Well, that's helpful. At least it gives us a general idea of where it is, where it can grow to. To more, one the Nuclear Mitome test that you launched in the quarter. I know that you had a backlog that you were expecting to complete in I think it was the September month. Have you been able to back fill that and what has been your initial feedback from the payers as far as a reimbursement rate? Is it in line with what you had been expecting? Or what can you tell us along those lines?

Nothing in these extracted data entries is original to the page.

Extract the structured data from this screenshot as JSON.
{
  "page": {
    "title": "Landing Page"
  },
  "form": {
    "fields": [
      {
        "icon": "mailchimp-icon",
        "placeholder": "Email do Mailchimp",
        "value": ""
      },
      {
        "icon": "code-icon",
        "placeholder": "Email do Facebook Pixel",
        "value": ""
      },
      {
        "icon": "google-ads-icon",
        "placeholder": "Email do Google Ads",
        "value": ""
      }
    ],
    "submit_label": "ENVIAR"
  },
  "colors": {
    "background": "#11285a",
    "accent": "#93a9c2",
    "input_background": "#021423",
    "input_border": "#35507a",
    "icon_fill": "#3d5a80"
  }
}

I think it's exactly as we anticipated. Some of the payers understand genetic testing and CPT Code stacking and so we know one payer has paid and Medicare has paid, so -- and we know that the reimbursement level that those payer have provided. Other payers put it into a better or deep analysis category and those analyses are going forward.

Okay. That's good and then lastly and I realize that you don't provide guidance, but as we start to think about 2012 topline growth rate, obviously it'll be a normalized growth rate. You won't have the distortion from FAMILION. How should we be -- I mean, should we be thinking and obviously there are a number of variables that will come into play, but base case, I mean, is this -- do you see your topline growing 10%, 20%? How should we be thinking of it in general terms for a growth rate next year?

Of course, Matt, I'd like to 87% every quarter. We're going through that exercise, actually, in a couple of weeks to start building the plan for next year, but we kind of look at -- if we take our current run rate, which we believe we can at least keep static. But our plan is to grow the FAMILION business, to continue growing our neurology business and then some of these individual opportunities that should grows substantially.

Our HCM test and the Plavix test next year, coupled with Menarini, I don't know if it's a $2.0 million or $3.0 million or $5.0 million opportunity in 2012, but we certainly know that that's going to grow and we think grow dynamically. We're looking at other assays to load into that and that WAVE MCE platform as well and some that have substantial growth opportunities. So we'll build that model relatively soon, but clearly we believe that there's good growth opportunities for next year.

ICE COLD-PCR kits, pharma, we already know we have some clinical trials that are much bigger than we've done to date, so we expect that business to continue growing.

So, again, across all the areas of the business we see growth and again, if we can provide guidance we will certainly do so.

Alright. That's helpful. Thank you.

Pleasure.

And it looks like we have no further questions.

Great. Thanks, Blake. Well, with that, I'd like to thank you all for participating on the call, for the great questions that you asked and I look forward to speaking to you again next quarter. Thanks.